Billing Workflow for Dual-Eligibles
When a patient has Medicare and Medicaid, follow this order:
- Bill Medicare first as the primary payer and obtain the Medicare remittance advice.
- Crossover or submit to Medicaid for the residual cost-sharing Medicaid covers, attaching the Medicare payment information.
- Do not bill the patient for Medicare deductibles or coinsurance if they are a QMB or full-benefit dual — write off any amount Medicaid does not pay.
Many states have an automatic crossover arrangement through the Benefits Coordination & Recovery Center, so the Medicare remittance flows to Medicaid without a second manual claim.

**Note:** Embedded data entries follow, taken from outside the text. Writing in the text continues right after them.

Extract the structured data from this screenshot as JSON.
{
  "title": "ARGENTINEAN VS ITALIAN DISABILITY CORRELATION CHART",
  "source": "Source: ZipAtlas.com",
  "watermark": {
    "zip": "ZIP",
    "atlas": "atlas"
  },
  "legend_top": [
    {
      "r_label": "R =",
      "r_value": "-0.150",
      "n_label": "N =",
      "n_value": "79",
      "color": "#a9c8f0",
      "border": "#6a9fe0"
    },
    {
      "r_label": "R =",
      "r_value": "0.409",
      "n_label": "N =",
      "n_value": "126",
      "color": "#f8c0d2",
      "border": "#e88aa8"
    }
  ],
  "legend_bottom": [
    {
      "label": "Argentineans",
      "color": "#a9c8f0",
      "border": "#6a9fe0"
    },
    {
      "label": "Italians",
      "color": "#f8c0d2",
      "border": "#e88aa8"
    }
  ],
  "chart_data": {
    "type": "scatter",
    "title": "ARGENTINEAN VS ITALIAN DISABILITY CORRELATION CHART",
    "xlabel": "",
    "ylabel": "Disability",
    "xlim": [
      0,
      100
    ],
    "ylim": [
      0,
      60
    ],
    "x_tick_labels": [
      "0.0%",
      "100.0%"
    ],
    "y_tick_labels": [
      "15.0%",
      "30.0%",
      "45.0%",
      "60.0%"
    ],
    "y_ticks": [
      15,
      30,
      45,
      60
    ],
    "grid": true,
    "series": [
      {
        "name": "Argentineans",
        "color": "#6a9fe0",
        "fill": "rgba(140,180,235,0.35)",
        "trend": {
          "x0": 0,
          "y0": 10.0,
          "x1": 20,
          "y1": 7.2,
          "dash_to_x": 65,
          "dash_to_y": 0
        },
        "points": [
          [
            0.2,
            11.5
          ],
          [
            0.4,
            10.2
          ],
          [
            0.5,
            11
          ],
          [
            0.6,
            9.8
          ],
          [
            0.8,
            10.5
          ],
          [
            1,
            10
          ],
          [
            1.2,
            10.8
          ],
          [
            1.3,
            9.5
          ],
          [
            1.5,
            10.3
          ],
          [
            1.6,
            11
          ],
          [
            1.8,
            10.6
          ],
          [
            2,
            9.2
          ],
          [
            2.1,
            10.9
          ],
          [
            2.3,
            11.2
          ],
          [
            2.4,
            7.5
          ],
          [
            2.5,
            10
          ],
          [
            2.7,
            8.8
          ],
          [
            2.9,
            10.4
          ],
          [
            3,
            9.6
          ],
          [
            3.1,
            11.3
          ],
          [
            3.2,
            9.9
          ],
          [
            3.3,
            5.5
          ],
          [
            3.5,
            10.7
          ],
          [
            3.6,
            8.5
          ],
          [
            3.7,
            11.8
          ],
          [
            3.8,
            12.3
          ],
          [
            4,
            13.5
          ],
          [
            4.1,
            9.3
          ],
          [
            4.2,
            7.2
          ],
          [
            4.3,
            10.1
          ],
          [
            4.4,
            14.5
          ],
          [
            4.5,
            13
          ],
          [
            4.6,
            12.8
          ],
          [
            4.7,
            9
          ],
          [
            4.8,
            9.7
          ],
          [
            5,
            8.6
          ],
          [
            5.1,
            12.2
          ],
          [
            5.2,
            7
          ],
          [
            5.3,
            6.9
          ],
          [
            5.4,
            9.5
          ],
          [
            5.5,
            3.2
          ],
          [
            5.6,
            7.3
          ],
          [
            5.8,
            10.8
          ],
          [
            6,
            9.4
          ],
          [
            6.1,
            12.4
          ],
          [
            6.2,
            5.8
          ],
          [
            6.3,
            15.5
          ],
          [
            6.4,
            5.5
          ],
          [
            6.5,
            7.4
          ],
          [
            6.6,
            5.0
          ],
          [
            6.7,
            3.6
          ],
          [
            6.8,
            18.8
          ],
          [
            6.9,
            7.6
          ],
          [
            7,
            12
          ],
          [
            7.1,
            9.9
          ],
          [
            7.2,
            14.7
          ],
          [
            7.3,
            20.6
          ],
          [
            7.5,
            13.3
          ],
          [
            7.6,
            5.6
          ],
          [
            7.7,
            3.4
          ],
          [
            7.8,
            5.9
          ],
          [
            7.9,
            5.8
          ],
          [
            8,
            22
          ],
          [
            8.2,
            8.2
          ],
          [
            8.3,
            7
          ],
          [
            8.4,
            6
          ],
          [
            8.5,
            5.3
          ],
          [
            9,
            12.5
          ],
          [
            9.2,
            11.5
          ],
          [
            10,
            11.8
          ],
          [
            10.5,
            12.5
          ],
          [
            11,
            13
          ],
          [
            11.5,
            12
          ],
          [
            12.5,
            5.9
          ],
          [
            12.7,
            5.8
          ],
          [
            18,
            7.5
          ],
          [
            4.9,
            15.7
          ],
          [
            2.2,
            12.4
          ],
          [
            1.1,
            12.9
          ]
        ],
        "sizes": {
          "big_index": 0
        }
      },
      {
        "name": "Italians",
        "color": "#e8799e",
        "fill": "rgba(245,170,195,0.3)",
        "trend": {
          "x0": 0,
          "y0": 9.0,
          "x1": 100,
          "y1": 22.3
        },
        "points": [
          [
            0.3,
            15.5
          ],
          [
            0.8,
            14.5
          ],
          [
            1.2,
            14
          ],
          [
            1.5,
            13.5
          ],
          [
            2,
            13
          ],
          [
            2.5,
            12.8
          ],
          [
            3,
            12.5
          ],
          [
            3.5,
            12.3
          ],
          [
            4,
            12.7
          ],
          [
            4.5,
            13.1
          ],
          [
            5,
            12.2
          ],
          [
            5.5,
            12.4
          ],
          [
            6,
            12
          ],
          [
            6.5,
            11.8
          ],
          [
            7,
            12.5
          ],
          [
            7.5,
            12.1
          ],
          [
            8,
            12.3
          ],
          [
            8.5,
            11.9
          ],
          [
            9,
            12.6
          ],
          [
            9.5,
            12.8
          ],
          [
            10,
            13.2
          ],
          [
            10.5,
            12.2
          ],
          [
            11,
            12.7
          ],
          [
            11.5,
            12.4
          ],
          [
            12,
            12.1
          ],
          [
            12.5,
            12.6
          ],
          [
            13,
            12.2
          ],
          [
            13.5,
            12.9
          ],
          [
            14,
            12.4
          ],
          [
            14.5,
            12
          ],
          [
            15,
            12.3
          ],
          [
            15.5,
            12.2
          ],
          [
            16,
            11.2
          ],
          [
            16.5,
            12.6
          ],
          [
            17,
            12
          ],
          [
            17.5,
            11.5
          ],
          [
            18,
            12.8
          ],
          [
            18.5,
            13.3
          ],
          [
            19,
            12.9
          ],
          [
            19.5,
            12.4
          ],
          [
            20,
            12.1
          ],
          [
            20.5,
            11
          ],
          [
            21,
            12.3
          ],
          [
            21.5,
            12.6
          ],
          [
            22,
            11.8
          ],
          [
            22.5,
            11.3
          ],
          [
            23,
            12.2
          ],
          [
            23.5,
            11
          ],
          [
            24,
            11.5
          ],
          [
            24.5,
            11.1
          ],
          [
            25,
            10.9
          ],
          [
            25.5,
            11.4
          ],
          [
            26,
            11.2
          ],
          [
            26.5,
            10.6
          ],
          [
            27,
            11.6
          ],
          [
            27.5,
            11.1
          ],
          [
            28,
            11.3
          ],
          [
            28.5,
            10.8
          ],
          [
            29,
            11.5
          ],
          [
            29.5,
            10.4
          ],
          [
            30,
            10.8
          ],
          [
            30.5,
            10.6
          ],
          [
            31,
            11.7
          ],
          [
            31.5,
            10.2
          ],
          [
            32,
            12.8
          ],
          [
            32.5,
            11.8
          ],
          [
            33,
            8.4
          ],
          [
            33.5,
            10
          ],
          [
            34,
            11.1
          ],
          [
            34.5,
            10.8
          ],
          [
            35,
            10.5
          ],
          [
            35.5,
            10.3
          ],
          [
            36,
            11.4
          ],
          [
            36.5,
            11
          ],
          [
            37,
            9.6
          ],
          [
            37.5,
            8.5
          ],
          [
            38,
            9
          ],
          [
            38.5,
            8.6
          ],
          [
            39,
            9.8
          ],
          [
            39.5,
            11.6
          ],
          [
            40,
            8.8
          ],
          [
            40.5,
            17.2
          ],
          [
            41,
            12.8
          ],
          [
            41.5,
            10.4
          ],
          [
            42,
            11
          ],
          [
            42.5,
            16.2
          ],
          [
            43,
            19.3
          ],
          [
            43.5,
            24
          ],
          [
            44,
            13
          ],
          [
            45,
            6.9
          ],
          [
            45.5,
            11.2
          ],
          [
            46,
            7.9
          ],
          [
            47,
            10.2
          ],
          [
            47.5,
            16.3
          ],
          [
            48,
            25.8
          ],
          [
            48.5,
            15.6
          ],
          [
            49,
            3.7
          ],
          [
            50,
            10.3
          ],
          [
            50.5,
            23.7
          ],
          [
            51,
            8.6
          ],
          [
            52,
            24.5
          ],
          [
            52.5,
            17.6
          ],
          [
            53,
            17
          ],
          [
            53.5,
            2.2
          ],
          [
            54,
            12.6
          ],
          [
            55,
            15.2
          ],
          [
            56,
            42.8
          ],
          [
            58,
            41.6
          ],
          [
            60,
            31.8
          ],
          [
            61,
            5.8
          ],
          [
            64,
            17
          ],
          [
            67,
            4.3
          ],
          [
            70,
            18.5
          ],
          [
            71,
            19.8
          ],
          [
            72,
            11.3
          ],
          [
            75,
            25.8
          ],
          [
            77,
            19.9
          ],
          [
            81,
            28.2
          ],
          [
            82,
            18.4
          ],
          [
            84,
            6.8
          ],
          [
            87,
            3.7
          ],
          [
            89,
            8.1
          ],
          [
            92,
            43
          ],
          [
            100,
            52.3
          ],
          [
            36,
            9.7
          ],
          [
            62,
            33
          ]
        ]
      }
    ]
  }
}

The exam emphasizes that Medicaid's status as payer of last resort governs this entire sequence: every other source — Medicare, commercial insurance, comp, auto — is exhausted before Medicaid pays a dime, and the patient is protected from balance billing in QMB cases regardless of what Medicaid ultimately reimburses.
A patient has both commercial insurance and Medicaid. Which payer should the biller submit the claim to first?
Which Medicare Savings Program helps pay both Part A and Part B premiums plus deductibles, coinsurance, and copays?